Выбрать главу

Восемнадцатое марта – этот день для меня навсегда останется днём памяти и скорби по ней…. Ангел мой, Светочка, я не забываю тебя…

Вечерняя школа находилась в очень неудобном месте – за железнодорожным полотном между двумя переездами, до каждого из которых было одинаково далеко – поэтому несколько раз на дню, с риском переломать ноги или вообще бесславно погибнуть под колёсами, мне приходилось прыгать с высокого бордюра, перелезать через рельсы, часто под товарными вагонами, если они не были оборудованы переходной площадкой. Страшно, конечно, но и к такому риску со временем всё равно привыкаешь…

Ходить по железнодорожной колее было опасно и днём и, конечно, ночью, хотя ночью я никогда не возвращалась одна: меня охранял музвзвод. Но именно среди белого дня я подверглась нападению.

Сереньким весенним утром в своём светло-зелёном чехословацком пальтишке, беспечно размахивая «портхвельчиком», я шагала по шпалам, спеша на замену в соседнюю дневную школу. Железная дорога не пешеходный проспект – по ней никто не гуляет, она пустынна… Как вдруг я почувствовала, что какая-то неведомая сила отрывает меня от земли! Заболтав ногами в воздухе, я осознала, что кто-то сзади крепко держит меня, просунув руки под мышки. Чья-то глупая шутка? Да нет, не похоже: как-то уж слишком грубо и, главное, молча… Вот чёрт!! Хорошенькое дело!!

Инстинкт самосохранения – невероятно действенная штука: мне удалось вывернуться из непрошенных объятий. Ощутив под ногами землю, я повернулась и столкнулась со злобным взглядом узких азиатских глаз. Солдат! Здоровенный стройбатовец… Скотина!! Вместо того, чтобы броситься наутёк, я, глядя в звероватые глаза азиата, угрожающе прищурилась и прошипела: «Убью». Не отводя ненавидящего взгляда от взбесившегося от переизбытка гормонов животного, я присела, нащупав под рукою камень, зажала его в пятерне – зверёныш мне как-то сразу поверил.

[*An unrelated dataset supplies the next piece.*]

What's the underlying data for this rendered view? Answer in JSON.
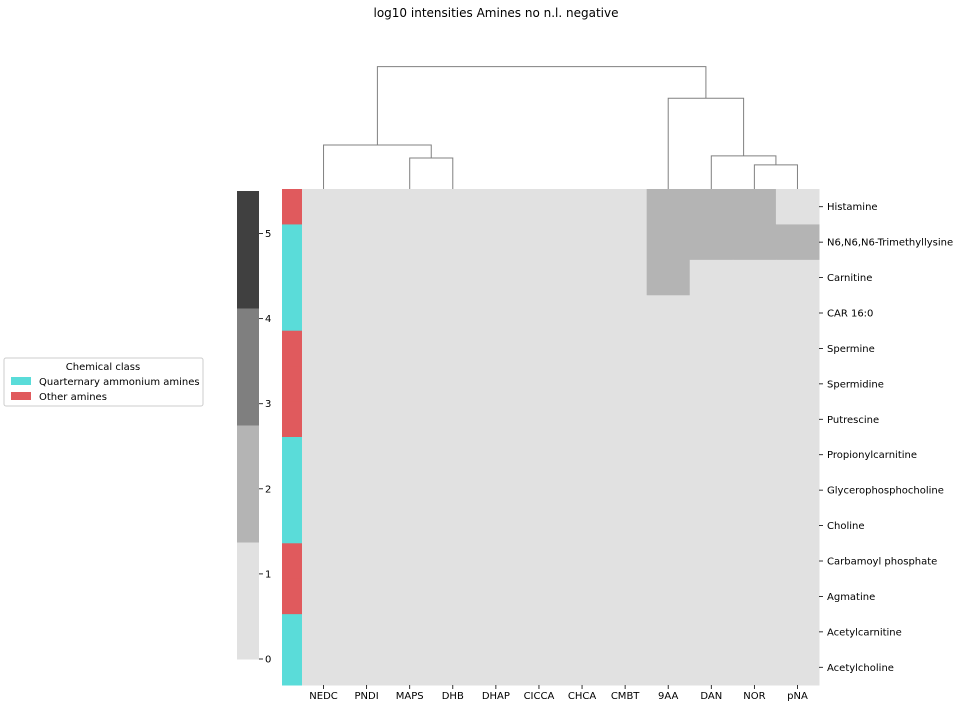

В его раскосых щелках мелькнул испуг – вдруг он повернулся и кинулся прочь. Видимо, нервное перевозбуждение толкнуло меня преследовать зверя – держа камень в занесённой для броска руке, я, как фурия, понеслась за ним следом… Через несколько мгновений остановилась и на меня напал безудержный истерический смех…

Из школы возвращалась поздно, часов в двенадцать ночи. Пока мы жили в деревянном доме, я оставляла Мишу с соседями по квартире. Когда переехали в новый панельный, приходилось оставлять с кем-нибудь из солдат, а иногда брала с собой в школу. На уроке Миша сидел тихо, слушал или рисовал. Узнав моё официальное имя, он был так ошеломлён, что несколько дней кряду бегал дома из комнаты в комнату, выкрикивая: «Кастантинова Надежда! Кастантинова Надежда!!»

Надо было срочно искать решение проблемы.

А не пригласить ли отца пожить у нас?

Отец не заставил себя долго упрашивать, и, благополучно преодолев расстояние в две тысячи вёрст, прибыл для оказания посильной помощи семье комиссара. Теперь за Мишу я была спокойна, а отцовы профессиональные навыки художника-оформителя никогда не оставались невостребованными.

Наш комиссар был поэтом в деле оформления Ленинских комнат. Кузьмич (так обычно называли моего отца) открыл ему секрет изготовления идеальных планшетов. Секрет был прост: прежде чем обтягивать раму ватманом, его надо смочить. Отец писал, рисовал и подбрасывал идеи, короче, внёс посильный вклад в дело наглядной агитации и пропаганды военнослужащих мотострелкового полка…

* * *

В Бикине у нас появился новый друг семьи, звали его Иван Григорьевич Визитов, личностью он был неординарной и даже, можно сказать, выдающейся. Муж познакомился с ним на сборах запасников, которых тогда почему-то все называли мабутами… Отставному сержанту запаса Визитову сразу понравился молодой замполит Юрий Павлович.